IBM's entry, code-named X10, is a parallel, distributed, object-oriented language developed as an extension of Java. It is designed for systems built out of multicore symmetric multiprocessing chips -- such as IBM's Power processors -- interconnected in scalable cluster configurations.
X10 takes the advantages of object orientation in Java for serial code and adds language constructs for parallel and distributed processing, says Vijay Saraswat, a researcher at IBM. The early version of X10 simply translates X10 code into Java, but a full-function optimising compiler will be available to meet DARPA's 2010 deadline, he says.

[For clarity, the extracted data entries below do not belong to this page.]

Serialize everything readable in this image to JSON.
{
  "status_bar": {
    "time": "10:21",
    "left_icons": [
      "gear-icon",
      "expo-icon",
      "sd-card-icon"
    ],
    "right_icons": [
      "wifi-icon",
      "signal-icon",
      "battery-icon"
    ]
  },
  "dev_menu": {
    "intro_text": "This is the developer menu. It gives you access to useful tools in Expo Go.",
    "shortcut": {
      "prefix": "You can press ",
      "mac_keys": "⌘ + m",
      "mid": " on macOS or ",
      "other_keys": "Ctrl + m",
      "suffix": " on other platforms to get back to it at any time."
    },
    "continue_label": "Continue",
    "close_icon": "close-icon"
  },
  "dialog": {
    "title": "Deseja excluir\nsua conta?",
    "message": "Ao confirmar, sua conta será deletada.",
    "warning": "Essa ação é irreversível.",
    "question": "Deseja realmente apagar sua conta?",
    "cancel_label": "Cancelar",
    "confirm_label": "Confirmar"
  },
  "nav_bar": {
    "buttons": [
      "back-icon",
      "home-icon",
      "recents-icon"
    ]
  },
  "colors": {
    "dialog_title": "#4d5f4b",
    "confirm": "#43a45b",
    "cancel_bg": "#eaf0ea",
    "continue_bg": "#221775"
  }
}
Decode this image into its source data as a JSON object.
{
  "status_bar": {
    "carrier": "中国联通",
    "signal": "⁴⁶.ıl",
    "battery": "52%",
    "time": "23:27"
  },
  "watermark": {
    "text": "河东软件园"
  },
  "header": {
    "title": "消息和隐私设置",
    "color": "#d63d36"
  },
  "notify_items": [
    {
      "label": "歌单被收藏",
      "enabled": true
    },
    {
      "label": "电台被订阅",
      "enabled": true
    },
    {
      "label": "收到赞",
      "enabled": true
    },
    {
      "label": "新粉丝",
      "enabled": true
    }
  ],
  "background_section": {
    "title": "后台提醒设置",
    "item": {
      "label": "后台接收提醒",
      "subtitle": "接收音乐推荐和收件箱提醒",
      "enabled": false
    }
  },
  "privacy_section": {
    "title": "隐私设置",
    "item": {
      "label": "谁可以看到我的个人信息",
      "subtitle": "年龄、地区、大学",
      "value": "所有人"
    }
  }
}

DARPA says it has "no plan" to pick a winner among the new languages, but it clearly hopes that at least one of them will be a commercial success. And, as multi-core processor chips become ubiquitous, that would be a welcome outcome, says Mellor-Crummey.
"What we are seeing," he says, "is not a gradual shift but a cataclysmic shift from the sequential world to one in which every processor is parallel. In a small number of years, if your language does not support parallelism, that language will just whither and die."
Never enough: super computer users want more
Richard Barrett, a computer scientist at Oak Ridge National Laboratory in Tennessee, is trying out Chapel, Fortress and X10. He says the promised development productivity will be welcome, but "runtime performance is a concern." He notes that execution efficiency is the ultimate goal in his lab, where the motto is, "Bigger, better, faster, more -- and even that is not enough."
"The applications I'm familiar with will be used for several years, or even decades," Barrett explains. "A scientist who has an idea will... run a set of experiments, each of which may consume days, weeks or months of computer time when using the most powerful machines in the world. The few machines with these capabilities are quite popular, so an experiment may sit in the queue for hours, days or even weeks. So, easy-to-write code that runs significantly slower than harder-to-write code is not acceptable."